Using an International Pricing Index is NOT the Way to Lower Drug Costs | Citizens Against Government Waste

Using an International Pricing Index is NOT the Way to Lower Drug Costs

The WasteWatcher

On December 6, John O’Brien, the senior advisor on drug pricing reform to Health and Human Services (HHS) Secretary Alex Azar, published a blog, entitled, “How the IPI Model Would Introduce New Market Competition to Medicare Drug Spending.”  The blog left a lot of fiscal conservatives and patient-centered, free-market healthcare advocates scratching their heads.  Mr. O’Brien attempts to explain that an October 25 HHS proposed regulation, which would peg Medicare Part B drug prices to European-style price-controlled drug prices or an International Pricing Index (IPI), is really about a new competitive model.  It is not.  Citizens Against Government Waste respectfully disagrees with the proposed regulation and has written in opposition to it, including submitting a comment to the Centers for Medicare and Medicaid Services (CMS), the HHS division that would implement the regulation.

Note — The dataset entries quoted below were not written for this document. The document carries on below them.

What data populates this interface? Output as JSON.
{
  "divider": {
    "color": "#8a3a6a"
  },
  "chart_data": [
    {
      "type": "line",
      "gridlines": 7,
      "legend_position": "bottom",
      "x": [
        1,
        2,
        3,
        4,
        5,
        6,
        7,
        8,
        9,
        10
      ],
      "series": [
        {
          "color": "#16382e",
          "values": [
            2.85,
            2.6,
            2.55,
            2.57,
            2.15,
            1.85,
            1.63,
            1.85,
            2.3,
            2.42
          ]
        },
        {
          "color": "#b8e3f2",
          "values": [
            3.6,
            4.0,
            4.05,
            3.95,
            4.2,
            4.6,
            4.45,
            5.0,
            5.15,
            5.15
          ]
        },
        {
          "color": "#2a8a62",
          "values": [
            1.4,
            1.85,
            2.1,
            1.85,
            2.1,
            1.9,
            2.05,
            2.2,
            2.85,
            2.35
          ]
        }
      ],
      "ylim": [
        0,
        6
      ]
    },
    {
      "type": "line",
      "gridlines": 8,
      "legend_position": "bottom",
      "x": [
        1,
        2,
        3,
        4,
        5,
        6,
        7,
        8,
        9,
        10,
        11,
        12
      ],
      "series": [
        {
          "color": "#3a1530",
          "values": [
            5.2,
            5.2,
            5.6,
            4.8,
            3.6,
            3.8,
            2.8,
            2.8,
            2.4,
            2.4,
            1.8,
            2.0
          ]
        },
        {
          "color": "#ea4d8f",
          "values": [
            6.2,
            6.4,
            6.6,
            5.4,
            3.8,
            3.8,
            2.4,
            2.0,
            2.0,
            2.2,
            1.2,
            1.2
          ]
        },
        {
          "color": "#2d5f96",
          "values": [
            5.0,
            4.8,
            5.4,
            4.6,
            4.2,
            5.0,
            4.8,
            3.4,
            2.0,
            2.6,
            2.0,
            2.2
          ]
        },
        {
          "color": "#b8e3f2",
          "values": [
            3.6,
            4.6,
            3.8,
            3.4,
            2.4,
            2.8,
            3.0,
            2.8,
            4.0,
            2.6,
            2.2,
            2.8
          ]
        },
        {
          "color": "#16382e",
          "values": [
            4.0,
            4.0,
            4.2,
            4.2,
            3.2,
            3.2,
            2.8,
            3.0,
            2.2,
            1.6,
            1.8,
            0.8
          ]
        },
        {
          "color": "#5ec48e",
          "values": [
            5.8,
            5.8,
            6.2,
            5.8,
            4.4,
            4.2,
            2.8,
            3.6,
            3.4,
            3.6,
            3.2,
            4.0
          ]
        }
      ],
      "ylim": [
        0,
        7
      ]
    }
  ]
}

In an effort to lower drug costs, the proposed regulation intends to pay for Medicare Part B drugs based on what other countries’ pay for drugs.  Medicare Part B drugs are administered in a doctor’s office or a hospital outpatient clinic.  Examples of Part B drugs are injectable cancer or osteoporosis drugs.  The statutory payment rate is the average sales price of the drug plus six percent, which covers the doctor’s handling costs.  

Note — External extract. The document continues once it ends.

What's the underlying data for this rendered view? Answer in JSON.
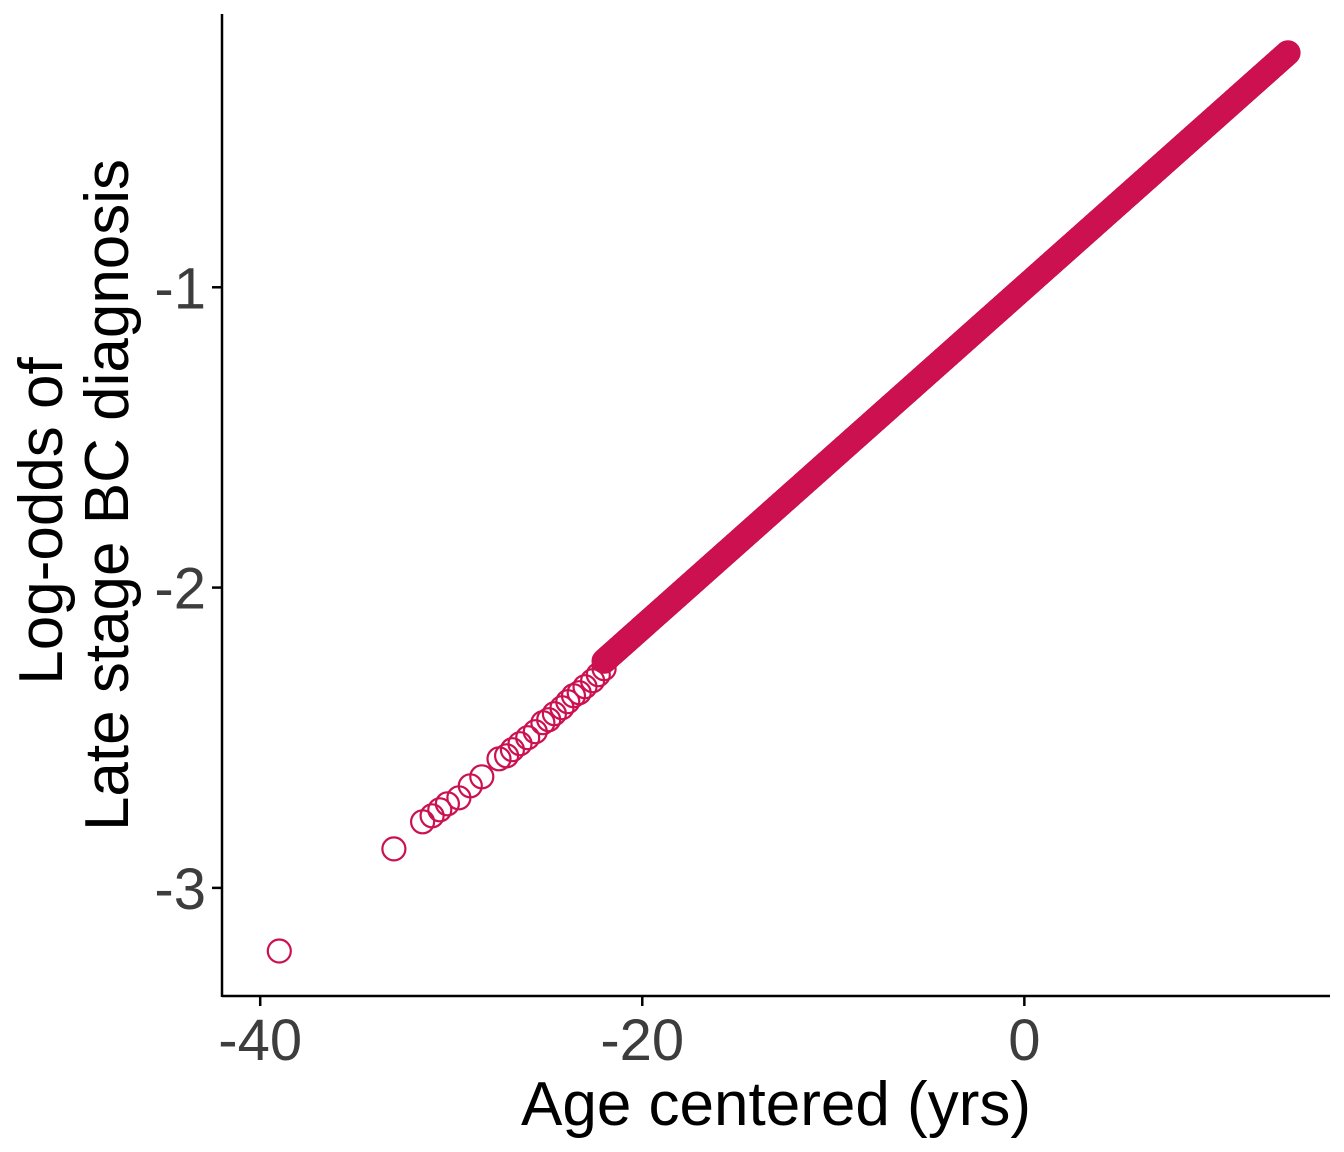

The regulation would establish a price for a Part B drug based on a composite of international prices from 14 countries, including nations such Canada, England, Greece, Italy, and Japan.  The countries being considered use some form of government price controls and rationing to keep drug and health costs low in their socialized health systems.  Many patients in these countries do not get access to ground-breaking drugs, such as those for cancer.  For example, England’s rationing board, the National Institute for Health and Care Excellence (ironically abbreviated NICE) just denied paying for Opdivo/Yervoy for patients with metastatic renal cell cancer.

O’Brien argued that the Part B proposal could cause countries to pay more for drugs because, if drug companies “don’t agree to prices demanded by foreign governments,” they “don’t have to do business there or can negotiate a price more in line with what Americans pay.”

That is an interesting theory, but what incentive is there for other countries to pay more for their drugs?  There is none.  More likely, they will be inspired to pay less because our own government is forcing another price control on pharmaceuticals, like what occurs in Medicaid.   Furthermore, the proposal ignores how compulsory licensing would come into play.  Compulsory licensing, as described by the World Health Organization, “is when a government allows someone else to produce a patented product or process without the consent of the patent owner or plans to use the patent-protected invention itself.  It is one of the flexibilities in the field of patent protection included in the WTO’s agreement on intellectual property — the TRIPS (Trade-Related Aspects of Intellectual Property Rights) Agreement.”

WHO states that “normally the person or company applying for a license has to have tried, within a reasonable period of time, to negotiate a voluntary license with the patent holder on reasonable commercial terms.  Only if that fails can a compulsory license be issued, and - even when a compulsory license has been issued, the patent owner has to receive payment.”  Of course, the phrases “reasonable period of time” and “reasonable commercial terms” are open to interpretation and WHO admits the individual country decides what is an “adequate” amount to pay the pharmaceutical company for use of its patent.

Compulsory licensing is not unheard of.  Italy used it in February 2017 with Gilead’s Sovaldi, a cure for Hepatitis C.  Repeat that scenario often enough and there will be no investments for ground breaking drugs.

The Part B payment proposal is a 180° deviation from the great work the Trump administration is doing in healthcare.  Rules and guidelines have been issued that have broadened the use of Section 1332 innovation waivers, which is found in Obamacare, expanded the use of short-term, limited-duration healthcare plans and association health plans.  The FDA has sped up the approval of generic drugs.  These actions are playing a major role in bringing down costs by encouraging more competition and more choices.

These are the types of ideas that should be emulated to bring down drug costs, not adopting socialistic measures such as price controls.